Ensuring that your Airmen, as well as yourself, are physically, technically, mentally and spiritually ready to accomplish the mission at hand is one of the primary responsibilities of an NCO. While providing quality command, control, communication, computers, intelligence, surveillance and reconnaissance systems throughout Europe, Africa and the Middle East, it is not uncommon to find a junior NCO in our unit tasked with the responsibility of deploying and setting up these systems in remote locations successfully on their own. Therefore, an NCO assigned to the 1st CBCS must have superior knowledge of their job in order to properly train and prepare an Airman for what they will experience while in a deployed location. 

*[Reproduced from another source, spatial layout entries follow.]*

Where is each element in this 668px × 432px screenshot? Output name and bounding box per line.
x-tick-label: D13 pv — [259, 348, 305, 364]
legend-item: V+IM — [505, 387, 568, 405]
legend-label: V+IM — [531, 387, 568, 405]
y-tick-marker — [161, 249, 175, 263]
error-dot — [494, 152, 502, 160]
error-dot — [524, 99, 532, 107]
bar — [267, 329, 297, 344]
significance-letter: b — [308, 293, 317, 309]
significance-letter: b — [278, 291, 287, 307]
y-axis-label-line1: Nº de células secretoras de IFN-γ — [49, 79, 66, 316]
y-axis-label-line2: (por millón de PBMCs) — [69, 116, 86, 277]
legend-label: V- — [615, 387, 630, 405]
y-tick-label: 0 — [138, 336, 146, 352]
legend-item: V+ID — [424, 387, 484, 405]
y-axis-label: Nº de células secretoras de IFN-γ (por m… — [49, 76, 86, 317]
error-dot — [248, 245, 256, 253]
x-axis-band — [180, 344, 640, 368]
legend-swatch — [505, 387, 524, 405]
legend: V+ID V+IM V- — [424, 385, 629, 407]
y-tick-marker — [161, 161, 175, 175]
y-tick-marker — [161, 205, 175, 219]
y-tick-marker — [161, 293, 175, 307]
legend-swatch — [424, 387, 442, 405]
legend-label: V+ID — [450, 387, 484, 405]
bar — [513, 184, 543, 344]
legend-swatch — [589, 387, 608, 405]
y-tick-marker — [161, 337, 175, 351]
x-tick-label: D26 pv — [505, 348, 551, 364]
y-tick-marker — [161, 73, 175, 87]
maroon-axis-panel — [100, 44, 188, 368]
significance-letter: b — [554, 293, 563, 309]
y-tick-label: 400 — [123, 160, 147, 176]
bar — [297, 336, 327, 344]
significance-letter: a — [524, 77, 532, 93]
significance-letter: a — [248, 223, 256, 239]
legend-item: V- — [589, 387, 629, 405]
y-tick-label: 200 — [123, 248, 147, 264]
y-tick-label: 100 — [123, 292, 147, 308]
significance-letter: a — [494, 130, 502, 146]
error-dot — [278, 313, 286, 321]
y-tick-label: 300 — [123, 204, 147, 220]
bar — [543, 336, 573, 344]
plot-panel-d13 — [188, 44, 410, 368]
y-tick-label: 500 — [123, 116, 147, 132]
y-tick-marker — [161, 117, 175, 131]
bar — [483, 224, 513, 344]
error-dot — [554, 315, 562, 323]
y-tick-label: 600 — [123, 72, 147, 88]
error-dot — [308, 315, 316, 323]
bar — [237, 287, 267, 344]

Another critical asset provided by our unit's NCOs is the ability to make sound and quick decisions wherever our mission may take us. Taking control in emergency situations while fighting an enemy that engages us with unconventional warfare is one of the leadership skills that cannot be absorbed through training, yet a true test of character in what it means to be a non-commissioned officer in the 1st CBCS. 

President Dwight Eisenhower once said "Leadership is the art of getting someone else to do something you want done because he wants to do it." Without these certain leadership roles and characteristics of the 1st Combat Comm's NCOs both past and present, we would not have provided the leadership needed to endure our long and grueling deployments to some of the world's most austere locations. Without the dedication of these fine men and women the 1st Combat Comm would not be the most highly decorated non-flying unit in the Air Force, nor would any of our history making missions have been successfully accomplished.